Filed Under: Food Police Food Scares

“Addictions” of Mice and Men

A story on the widely trafficked news aggregator The Drudge Report  earlier today caught our eye: “Quitting junk food may cause withdrawal symptoms.” But behind the breathless headlines of junk-food junkies getting DTs from dropping chocolate cookies, we find another new rat study.

While animal research has value in identifying potential items of interest, it cannot serve as a perfect analog to human experience. Looking deeper into the study, we find that the rats that exhibited alleged withdrawal symptoms were fed a diet that provided 58 percent of calories from fat. However, according to Centers for Disease Control figures, the average American gets about one-third of calories from fat. And unlike other rat studies that fed “cafeteria diets” of actual human food, these rats were fed special chow that was extremely high in hydrogenated coconut oil.

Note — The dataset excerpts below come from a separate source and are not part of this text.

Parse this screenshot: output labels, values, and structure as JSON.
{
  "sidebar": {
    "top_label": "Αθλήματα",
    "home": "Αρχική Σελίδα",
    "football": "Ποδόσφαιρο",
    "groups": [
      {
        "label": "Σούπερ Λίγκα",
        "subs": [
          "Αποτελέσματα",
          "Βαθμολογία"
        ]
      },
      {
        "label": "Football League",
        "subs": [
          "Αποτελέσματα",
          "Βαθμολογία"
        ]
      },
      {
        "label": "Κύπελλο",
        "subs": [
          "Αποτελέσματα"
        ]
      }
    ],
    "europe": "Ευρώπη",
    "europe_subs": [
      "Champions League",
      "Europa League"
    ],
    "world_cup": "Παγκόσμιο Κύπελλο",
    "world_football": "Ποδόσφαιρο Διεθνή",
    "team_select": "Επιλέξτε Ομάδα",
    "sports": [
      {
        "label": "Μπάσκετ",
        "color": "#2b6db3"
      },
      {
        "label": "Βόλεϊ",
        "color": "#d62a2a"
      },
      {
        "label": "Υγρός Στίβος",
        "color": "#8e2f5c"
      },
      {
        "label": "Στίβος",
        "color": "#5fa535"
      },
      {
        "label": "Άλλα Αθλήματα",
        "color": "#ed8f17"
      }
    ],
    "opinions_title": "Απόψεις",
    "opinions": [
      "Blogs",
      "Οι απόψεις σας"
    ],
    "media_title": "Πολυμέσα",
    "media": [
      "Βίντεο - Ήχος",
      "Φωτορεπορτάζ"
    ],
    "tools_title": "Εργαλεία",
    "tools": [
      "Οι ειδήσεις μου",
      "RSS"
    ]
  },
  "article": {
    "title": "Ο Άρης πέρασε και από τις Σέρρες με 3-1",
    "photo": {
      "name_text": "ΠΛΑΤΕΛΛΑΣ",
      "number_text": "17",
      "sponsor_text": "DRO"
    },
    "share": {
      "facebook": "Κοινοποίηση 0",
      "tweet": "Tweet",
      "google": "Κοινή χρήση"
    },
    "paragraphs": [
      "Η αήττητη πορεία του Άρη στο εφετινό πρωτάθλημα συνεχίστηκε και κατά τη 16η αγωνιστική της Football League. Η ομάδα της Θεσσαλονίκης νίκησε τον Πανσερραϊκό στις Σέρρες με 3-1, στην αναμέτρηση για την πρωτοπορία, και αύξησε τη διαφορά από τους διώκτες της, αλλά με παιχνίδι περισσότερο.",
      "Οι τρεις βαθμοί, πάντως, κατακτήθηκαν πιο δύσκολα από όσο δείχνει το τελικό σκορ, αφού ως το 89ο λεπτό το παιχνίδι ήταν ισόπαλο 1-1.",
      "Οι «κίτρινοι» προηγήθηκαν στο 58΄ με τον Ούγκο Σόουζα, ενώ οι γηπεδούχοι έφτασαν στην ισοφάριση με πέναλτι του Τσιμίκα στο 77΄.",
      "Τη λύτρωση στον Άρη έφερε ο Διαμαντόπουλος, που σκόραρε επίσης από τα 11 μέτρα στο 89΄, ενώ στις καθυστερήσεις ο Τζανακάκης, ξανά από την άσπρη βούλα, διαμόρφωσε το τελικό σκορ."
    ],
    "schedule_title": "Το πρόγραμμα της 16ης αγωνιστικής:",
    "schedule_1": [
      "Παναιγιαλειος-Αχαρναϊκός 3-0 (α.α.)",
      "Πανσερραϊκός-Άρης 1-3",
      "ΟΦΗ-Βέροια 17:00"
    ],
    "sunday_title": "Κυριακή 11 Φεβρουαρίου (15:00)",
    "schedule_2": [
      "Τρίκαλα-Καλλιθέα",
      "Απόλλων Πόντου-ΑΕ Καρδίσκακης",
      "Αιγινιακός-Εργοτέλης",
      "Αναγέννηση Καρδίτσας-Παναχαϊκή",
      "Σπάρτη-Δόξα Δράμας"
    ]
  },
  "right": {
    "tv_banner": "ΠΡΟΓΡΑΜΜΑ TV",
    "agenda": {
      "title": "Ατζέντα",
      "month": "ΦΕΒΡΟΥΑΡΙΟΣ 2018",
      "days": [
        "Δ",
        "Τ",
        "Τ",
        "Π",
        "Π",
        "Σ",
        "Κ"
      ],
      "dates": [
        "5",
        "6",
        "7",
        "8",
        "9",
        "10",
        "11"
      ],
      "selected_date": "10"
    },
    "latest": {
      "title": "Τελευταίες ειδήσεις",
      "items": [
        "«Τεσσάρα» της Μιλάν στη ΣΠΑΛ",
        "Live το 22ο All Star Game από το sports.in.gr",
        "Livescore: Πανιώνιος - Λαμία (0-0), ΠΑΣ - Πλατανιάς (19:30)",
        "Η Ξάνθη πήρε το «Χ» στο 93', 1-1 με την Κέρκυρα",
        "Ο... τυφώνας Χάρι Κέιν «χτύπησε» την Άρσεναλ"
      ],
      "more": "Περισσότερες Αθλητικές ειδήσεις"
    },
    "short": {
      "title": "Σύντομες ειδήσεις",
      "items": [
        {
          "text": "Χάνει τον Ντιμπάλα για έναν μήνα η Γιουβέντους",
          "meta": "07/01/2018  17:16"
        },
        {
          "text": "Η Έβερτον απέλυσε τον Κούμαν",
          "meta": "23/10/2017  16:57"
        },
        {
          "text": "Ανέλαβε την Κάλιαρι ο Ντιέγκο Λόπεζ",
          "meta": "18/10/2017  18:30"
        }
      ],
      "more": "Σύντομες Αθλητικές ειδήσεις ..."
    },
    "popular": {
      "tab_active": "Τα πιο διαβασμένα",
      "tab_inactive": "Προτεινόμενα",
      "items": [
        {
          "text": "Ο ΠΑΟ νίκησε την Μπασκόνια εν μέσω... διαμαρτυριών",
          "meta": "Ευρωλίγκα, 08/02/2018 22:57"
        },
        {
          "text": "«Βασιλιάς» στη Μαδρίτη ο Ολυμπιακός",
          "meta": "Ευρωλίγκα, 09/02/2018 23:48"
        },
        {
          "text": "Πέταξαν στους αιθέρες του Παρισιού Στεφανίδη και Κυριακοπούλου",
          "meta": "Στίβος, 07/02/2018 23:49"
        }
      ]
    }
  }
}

But even without the non-representative nature of the experimental diets, there are other problems with expanding results from rats to people. A Time magazine writer looked at a previous “food addiction” rat study and noted that “rats were not only isolated from other rats, but were also given no toys or exercise wheels.” The writer compared the methodology with putting prisoners in solitary confinement and finding they chose interesting foods over bread-and-water rations.

Ultimately, the goal of “food addiction” arguments is to eliminate personal responsibility and enable government micromanaging of our diets. And this theory is looking rather weak: A recent evaluation of the medical literature by Cambridge University scientists found “no convincing evidence for a human withdrawal syndrome for foods.” Ultimately, individuals control their own forks and drinking glasses. No rat study can change that fact.